For the government to send out retroactive paychecks and other disbursements, there is a cost of extra time and labor that gets passed on to taxpayers. That cost has not yet been fully calculated. However, during the last shutdown before this one, in 1996, it cost the government an additional $2 billion in retroactive pay, missed revenue and other expenses, according to the federal Office of Management and Budget.
The overall economy took a much bigger hit in the shutdown that just finished, though. Standard & Poor’s, the financial services company that analyzes national financial data, estimates that the shutdown caused a $1.5 billion loss to the U.S. economy each day that it wore on, for a total of at least $24 billion.
That means that the economy shrank by 0.6% for the 4th quarter of the year.
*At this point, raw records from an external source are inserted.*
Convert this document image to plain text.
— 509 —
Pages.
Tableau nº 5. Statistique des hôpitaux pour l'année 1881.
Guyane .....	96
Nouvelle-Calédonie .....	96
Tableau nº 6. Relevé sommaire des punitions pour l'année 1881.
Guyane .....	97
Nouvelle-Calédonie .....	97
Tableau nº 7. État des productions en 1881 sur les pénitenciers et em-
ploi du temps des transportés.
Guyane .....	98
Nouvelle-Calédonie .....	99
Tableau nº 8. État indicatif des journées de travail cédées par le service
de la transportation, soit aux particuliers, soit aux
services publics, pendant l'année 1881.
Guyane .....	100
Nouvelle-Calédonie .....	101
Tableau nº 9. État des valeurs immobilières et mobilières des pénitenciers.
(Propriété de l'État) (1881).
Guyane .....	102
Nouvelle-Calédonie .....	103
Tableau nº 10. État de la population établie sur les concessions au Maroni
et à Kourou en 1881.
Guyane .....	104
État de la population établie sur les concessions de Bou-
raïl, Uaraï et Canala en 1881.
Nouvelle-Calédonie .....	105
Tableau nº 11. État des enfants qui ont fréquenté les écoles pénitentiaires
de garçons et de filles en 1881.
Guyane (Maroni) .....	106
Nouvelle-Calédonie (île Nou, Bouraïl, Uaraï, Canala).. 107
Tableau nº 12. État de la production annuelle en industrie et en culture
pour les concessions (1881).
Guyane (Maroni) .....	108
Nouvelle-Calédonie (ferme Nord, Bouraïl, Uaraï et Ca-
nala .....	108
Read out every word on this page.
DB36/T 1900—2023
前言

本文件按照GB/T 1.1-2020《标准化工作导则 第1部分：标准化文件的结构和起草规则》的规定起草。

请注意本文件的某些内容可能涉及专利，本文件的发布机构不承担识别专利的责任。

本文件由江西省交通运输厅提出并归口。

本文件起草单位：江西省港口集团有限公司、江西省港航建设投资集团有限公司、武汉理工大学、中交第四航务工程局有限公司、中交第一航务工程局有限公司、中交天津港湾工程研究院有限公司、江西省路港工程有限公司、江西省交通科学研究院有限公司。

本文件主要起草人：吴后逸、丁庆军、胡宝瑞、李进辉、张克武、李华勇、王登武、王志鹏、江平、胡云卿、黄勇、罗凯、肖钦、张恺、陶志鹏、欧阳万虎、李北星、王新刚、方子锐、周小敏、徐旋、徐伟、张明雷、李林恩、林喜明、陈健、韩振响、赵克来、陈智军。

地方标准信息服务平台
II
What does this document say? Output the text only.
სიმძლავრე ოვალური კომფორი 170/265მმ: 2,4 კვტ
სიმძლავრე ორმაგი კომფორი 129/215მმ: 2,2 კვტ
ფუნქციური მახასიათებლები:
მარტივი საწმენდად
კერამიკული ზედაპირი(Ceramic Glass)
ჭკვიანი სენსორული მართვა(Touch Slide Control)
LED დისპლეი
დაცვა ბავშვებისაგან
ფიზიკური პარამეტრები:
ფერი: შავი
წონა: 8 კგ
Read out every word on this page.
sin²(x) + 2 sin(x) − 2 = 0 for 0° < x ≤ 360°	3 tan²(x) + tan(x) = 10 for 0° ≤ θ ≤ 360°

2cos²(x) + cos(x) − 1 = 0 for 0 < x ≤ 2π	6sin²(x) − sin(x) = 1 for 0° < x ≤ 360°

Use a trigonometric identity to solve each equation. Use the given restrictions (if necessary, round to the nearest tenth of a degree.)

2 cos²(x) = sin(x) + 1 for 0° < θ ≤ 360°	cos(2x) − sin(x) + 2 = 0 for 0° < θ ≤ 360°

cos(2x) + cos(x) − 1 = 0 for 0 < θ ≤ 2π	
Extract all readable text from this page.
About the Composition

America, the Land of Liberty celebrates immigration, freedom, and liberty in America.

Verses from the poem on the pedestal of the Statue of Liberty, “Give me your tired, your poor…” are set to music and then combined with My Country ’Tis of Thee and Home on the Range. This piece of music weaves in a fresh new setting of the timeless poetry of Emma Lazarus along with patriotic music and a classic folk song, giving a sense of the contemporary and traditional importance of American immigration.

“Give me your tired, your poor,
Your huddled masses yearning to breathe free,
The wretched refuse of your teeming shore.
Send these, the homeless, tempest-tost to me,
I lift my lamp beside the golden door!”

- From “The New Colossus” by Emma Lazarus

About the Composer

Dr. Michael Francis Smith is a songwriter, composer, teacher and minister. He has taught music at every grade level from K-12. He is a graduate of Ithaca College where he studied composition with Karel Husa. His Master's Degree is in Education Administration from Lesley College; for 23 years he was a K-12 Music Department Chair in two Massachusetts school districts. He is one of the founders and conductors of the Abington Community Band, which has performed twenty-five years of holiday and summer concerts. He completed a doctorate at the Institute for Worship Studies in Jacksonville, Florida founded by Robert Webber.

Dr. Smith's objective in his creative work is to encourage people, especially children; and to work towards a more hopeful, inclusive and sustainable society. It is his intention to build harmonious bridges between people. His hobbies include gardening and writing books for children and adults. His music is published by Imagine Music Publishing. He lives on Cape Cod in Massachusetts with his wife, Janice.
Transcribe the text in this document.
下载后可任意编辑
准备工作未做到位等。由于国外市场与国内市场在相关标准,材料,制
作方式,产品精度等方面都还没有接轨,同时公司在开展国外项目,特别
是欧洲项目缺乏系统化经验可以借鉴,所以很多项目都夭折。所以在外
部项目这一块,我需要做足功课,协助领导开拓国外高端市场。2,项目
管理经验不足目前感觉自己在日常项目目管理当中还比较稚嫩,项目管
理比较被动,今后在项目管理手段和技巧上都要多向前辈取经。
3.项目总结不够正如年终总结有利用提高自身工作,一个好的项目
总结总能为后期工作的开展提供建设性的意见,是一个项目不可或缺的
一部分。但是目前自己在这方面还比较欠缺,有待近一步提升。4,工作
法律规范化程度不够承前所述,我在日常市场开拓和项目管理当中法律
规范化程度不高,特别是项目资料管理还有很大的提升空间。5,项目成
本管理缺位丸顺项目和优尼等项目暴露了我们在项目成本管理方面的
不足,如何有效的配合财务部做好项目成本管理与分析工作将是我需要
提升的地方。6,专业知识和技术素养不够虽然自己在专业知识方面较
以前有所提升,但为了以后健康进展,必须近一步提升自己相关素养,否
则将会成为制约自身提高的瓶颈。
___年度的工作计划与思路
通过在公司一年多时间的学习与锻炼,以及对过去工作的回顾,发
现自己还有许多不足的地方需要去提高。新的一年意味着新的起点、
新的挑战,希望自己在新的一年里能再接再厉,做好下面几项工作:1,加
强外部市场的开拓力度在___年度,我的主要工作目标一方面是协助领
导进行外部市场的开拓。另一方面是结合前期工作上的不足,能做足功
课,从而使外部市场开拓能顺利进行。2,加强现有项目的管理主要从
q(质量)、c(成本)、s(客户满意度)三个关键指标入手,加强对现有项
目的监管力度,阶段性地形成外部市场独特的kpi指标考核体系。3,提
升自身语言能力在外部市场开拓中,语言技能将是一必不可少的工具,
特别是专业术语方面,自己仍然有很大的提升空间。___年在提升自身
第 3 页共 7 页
It was money that the whole country lost as a result of a faction of conservative congressional Republicans forcing the shutdown in order to try and de-fund the Affordable Care Act, or Obamacare.
“I think the Republicans are going to take the fall for this,” said the federal worker who spoke with PIX11 News. “And I consider myself a Republican.”
He said that he felt the federal government actually needs to be shrunk, but he also said that shutting the entire government down was not the way to go about it. In fact, he said, he was not anticipating it coming to this.
“I never thought that this was possible,” he said in the interview. He also said that, even though Congress has now authorized funding for the government to remain open only until mid-January, he anticipates that legislators will renew funding plans so that federal offices and facilities stay open through the rest of next year. After all, he pointed out, 2014 is an election year for all members of congress.